I might have admired her face, if not for her eyes. I might have been jealous of her high cheekbones, and her gently sloped nose. My cheek's bones were still buried under baby fat, and not even a year and a half of frontier living could excavate them. I would have squeezed Misha's hand protectively if we ever passed her on a road, or met in the General Store. I would have despaired for my plain, childish inelegance. I would have hastily called his attention to some bird flying overhead, or some amusing spectacle to distract his gaze from her cheeks, her nose, her haughtily arched lips, If not for her horrible eyes. Her eyes destroyed any hope of humanity or warmth that might lie behind her beauty.
The pools of her eyes were dark grey pits of fetid water, wet and laced with black, writhing veins. They captured me and swallowed me whole as they loomed. My stomach lurched and I had to shut out the sight in horror.
Cracks laced her bluish skin beneath a glaze of ice, the tiny, white dolls my grandfather had bought from traders from the Far East. The moon and wind had long since bleached the glow from her bone white flesh, but she sparkled in the twilight, dusted with ice and snow. A stream of blood, still red, had frozen at her temple beneath black hair that leapt and danced the howling wind. Her eyes gleamed like the frozen surface of a swamp as they turned, sliding from one feature of my body to another. Her face drifted close to mine. She looked sad, almost, but I knew she could not possibly feel remorse for the evil she had done to me. She had murdered me. She made me cower inside my heart.

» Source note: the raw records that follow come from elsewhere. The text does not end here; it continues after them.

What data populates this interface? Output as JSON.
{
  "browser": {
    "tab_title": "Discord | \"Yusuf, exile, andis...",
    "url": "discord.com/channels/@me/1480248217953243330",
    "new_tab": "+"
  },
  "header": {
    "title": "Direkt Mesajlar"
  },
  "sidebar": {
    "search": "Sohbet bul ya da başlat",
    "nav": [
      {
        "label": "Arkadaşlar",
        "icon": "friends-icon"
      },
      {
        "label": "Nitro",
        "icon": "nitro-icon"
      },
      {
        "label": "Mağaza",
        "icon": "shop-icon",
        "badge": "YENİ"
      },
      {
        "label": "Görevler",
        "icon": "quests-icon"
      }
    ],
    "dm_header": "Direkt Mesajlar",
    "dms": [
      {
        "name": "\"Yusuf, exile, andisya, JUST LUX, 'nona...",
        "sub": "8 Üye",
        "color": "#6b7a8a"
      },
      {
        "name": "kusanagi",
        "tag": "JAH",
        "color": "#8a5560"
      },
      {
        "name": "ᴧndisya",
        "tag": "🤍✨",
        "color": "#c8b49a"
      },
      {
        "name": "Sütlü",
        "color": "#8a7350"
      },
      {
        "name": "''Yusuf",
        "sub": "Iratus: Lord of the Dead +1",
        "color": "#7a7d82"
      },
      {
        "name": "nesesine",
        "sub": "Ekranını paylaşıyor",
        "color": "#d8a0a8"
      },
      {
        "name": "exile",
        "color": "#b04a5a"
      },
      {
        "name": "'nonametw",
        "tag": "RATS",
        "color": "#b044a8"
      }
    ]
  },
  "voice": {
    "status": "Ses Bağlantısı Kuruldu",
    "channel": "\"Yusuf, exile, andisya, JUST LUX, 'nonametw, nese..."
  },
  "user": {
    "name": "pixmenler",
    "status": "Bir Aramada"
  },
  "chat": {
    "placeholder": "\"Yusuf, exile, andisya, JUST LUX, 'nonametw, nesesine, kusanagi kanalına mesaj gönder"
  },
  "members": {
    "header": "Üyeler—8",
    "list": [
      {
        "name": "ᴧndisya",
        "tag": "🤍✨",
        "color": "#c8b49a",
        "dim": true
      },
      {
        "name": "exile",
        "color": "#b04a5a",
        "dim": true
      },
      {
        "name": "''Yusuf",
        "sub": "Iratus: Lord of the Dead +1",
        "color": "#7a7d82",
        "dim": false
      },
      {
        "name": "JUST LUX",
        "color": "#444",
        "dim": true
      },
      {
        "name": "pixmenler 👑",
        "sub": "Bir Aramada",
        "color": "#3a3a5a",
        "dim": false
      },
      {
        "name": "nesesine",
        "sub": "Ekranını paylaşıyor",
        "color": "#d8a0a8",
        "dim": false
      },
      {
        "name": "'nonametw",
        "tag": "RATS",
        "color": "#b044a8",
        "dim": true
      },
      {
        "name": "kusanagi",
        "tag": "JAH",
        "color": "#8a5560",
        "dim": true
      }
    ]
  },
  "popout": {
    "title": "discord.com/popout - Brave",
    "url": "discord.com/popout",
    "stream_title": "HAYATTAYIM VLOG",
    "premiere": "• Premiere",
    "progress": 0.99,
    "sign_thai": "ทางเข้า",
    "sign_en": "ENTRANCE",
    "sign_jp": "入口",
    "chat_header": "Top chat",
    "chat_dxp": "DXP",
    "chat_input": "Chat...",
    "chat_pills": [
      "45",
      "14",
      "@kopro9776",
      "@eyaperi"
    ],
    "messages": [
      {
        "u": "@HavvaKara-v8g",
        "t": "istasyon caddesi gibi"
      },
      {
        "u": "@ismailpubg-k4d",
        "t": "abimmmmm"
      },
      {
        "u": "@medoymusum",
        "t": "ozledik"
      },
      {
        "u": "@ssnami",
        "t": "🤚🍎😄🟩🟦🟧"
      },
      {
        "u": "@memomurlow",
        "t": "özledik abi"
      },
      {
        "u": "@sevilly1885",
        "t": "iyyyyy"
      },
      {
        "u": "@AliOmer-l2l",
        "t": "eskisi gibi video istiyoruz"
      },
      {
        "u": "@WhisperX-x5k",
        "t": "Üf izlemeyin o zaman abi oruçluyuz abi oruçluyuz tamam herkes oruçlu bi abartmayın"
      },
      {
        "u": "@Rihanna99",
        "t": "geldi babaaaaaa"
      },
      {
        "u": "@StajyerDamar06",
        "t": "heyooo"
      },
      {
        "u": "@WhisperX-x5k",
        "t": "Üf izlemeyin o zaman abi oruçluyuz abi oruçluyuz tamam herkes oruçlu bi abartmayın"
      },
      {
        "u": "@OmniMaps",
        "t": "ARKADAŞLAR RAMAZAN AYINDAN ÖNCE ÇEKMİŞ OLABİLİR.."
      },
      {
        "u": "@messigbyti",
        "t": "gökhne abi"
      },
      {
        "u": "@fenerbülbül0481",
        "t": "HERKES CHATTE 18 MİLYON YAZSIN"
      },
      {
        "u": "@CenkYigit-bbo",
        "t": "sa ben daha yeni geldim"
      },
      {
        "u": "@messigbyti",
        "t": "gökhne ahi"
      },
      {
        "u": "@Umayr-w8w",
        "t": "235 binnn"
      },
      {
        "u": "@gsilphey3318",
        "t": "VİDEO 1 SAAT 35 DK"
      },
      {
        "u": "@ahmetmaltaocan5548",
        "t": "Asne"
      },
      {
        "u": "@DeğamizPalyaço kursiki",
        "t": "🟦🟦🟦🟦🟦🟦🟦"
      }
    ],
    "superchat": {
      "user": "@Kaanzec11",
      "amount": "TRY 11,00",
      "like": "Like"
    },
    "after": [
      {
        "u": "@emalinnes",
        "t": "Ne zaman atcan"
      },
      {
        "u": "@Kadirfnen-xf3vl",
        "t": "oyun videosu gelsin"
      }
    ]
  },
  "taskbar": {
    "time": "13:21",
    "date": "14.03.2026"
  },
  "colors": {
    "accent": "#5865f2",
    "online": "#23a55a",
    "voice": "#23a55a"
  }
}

The ice glistening on her blue lips flexed and flowed like water with the movements of the still soft flesh beneath. She spoke to me, glittering like a dream, but no sound came. The howling wind snatched up her voice and hurled it away from my ears. Only the rushing of wind through trees and the clatter of ice on ice reached me through the storm raging around us. The sounds trembled in my ears in cascading patterns.
"We are puppets," they whispered. " We are lost."
I could still feel her cold breath drain the warmth from my face, however, and I shut my eyes even tighter. Her breath slid across my cheeks and down my chin to the tiny bit of exposed throat above my scarf and parka hood. If only my arms did not feel like lead weights! If only my legs would heed the primitive compulsions in my brain screaming at them to carry me far from here! What did this awful creature want with me? What had I done to deserve this?
Something wet and cold brushed my lip. My breath caught sharply. The branches and leaves tangled in her black hair brushed my cheeks, scratching and tickling me strangely. I did not feel the hard snowflakes strike my face, but I could not bear to open my eyes. I whimpered pathetically. The cold thing touched my mouth again, prickling me roughly. I heard her exhale deeply, as if she were panting. Her breath drifted against my face. Her hands slid along my legs, catching the laces of my boots and ruffling my furred leggings. The wetness touched my lips, again.
She licked me! Her disgusting tongue slid out and brushed my mouth. I could feel it! I pursed my lips in defiance, but the thought that she might actually try to put her cold, dead tongue inside my mouth horrified me to tears. She licked me again, like a dog begging for attention, and then nothing. Then, I felt her lips brush against my throat like feathers.